The worldwide economic storm called coronavirus is proving more sinister than anything that could reasonably have been foreseen, and the financial fallout has caught nearly everybody by surprise.
However our company this week, the Danish group Orsted, may be in a better space than most.
For a long time it was only the so-called ethical investors who showed any guilt about investing in companies that made bombs or strong drink or used child labour. These days the big 'no no' for the fund manager with a conscience is either having a cavalier attitude to carbon emissions or upsetting Greta Thunberg.
Orsted meets all the requirements for the modern carbon-obsessed punter. It has put itself miles ahead of the curve by jettisoning its oil and gas business and pivoted towards wind energy.
Previously known as Danish Oil and Natural Gas, Orsted has its headquarters in Copenhagen and was set up in 1972 to exploit the country's oil and gas resources in its sector of the North Sea. It has had a few incarnations. It was once called DONG Energy to reflect its expansion into the electricity market.
But a decade ago Orsted turned its attention to wind energy. Six years ago it sold an 18pc stake to Goldman Sachs and a further 7pc to Danish pension funds, but the nation of Denmark still retains half of the shares. This deal caused a cabinet crisis in Copenhagen at the time and six ministers resigned in protest.
Orsted subsequently became a listed company but the Danish government still holds a majority stake, though it plans to reduce its holding.
The company has certainly captured the zeitgeist by turning its back on fossil fuels, embracing onshore and offshore wind power, and laying very serious claim to being the world's leading offshore wind developer.
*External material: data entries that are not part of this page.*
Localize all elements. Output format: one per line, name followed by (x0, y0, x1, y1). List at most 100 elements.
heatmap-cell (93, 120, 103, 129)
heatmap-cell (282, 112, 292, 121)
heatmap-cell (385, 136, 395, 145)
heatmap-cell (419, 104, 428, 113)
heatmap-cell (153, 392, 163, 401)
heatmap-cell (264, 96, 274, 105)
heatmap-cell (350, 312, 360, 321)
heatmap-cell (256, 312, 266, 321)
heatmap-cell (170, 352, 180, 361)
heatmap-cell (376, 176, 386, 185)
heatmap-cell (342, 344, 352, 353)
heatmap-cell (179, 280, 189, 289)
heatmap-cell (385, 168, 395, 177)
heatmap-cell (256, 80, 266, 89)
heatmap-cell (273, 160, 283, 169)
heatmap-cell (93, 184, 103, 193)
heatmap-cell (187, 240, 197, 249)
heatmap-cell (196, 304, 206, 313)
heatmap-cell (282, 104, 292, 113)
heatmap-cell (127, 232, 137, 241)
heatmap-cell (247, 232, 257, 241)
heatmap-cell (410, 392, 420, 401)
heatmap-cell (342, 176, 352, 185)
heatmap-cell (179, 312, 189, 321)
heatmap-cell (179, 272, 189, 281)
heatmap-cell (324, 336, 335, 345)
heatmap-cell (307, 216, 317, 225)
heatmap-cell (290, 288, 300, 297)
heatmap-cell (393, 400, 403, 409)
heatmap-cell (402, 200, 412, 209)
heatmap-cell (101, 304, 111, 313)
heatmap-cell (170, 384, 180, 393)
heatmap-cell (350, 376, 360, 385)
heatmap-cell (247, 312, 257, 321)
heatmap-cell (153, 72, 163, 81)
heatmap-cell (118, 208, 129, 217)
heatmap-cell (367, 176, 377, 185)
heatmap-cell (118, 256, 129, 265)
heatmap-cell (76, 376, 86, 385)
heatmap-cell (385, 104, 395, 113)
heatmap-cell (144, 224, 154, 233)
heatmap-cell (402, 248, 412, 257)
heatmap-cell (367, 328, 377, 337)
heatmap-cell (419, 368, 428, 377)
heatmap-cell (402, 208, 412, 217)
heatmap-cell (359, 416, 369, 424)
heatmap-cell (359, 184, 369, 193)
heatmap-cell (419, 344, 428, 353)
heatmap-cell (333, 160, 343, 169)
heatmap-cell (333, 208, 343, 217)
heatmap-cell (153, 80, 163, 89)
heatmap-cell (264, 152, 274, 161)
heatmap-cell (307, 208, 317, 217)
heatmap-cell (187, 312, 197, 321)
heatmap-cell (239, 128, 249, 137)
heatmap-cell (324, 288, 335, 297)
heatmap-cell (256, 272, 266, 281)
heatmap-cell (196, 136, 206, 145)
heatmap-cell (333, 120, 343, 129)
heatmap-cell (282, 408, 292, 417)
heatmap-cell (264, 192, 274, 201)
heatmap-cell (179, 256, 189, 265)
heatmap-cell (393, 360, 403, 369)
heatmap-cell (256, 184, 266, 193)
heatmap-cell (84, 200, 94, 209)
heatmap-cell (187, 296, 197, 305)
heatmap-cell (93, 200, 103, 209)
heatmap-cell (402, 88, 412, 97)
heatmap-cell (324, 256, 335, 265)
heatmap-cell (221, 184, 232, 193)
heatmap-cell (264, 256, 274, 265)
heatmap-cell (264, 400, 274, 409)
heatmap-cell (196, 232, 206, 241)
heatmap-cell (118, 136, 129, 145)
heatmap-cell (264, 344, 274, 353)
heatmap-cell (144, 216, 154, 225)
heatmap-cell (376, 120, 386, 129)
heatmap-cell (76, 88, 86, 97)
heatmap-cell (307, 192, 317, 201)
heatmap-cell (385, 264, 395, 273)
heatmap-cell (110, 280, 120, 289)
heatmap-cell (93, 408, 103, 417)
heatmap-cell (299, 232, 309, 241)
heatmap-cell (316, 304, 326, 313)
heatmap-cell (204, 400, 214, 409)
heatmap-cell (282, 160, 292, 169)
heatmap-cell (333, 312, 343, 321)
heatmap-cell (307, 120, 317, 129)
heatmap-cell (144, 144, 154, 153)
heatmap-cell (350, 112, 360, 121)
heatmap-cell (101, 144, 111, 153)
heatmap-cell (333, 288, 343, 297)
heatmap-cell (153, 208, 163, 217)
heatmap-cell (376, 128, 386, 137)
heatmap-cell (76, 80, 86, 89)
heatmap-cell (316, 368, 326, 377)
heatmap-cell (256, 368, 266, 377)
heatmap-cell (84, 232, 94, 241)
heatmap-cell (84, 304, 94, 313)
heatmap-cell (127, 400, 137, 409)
It possesses a quarter of the global market.
Shortly after the group embraced wind power it sold its oil and gas business and offloaded its LNG (liquefied natural gas) business to the mining giant Glencore. It also hopes to make a decisive break from coal power.
Orsted has taken its offshore wind developer role seriously and bought up operations across Europe, which accounts for 80pc of global wind power. Last year the company won contracts in Taiwan and is eyeing Japan and South Korea with their significant nuclear industries. Two years ago it entered the US market by acquiring Deepwater Wind Company, which it hopes will provide a foothold in this developing market.
The group's chief executive, Henrik Poulsen, harbours an ambition for Orsted to become the world's first green energy super major, like Exxon managed in the field of fossil fuels. Whether that is possible is a moot point as some analysts reckon green energy can never be as profitable as oil or gas.
The sceptics may indeed have good reason for saying this. Orsted still generates only a fraction of the power that the big oil majors can muster.
However the markets increasingly believe Orsted is on the right track. Its change in direction has doubled its share price since its listing four years ago. Earnings rose 17pc last year, exceeding expectations.
To some its share price performance may be inflated by the investor rush into green shares amid increased recognition that the energy sector is changing.
Orsted plans to double its wind capacity in the next five years, but significant question marks hang over the group's growth plan. Some analysts feel it is too reliant on attracting new business outside Europe. However Orsted has the potential to become a large business in a short period of time.
This year the Danish government may reduce its shareholding, so Orsted could become a takeover target. But in today's chaotic business environment, who really knows?
Nothing in this section should be taken as a recommendation, either explicit or implicit, to buy any share mentioned.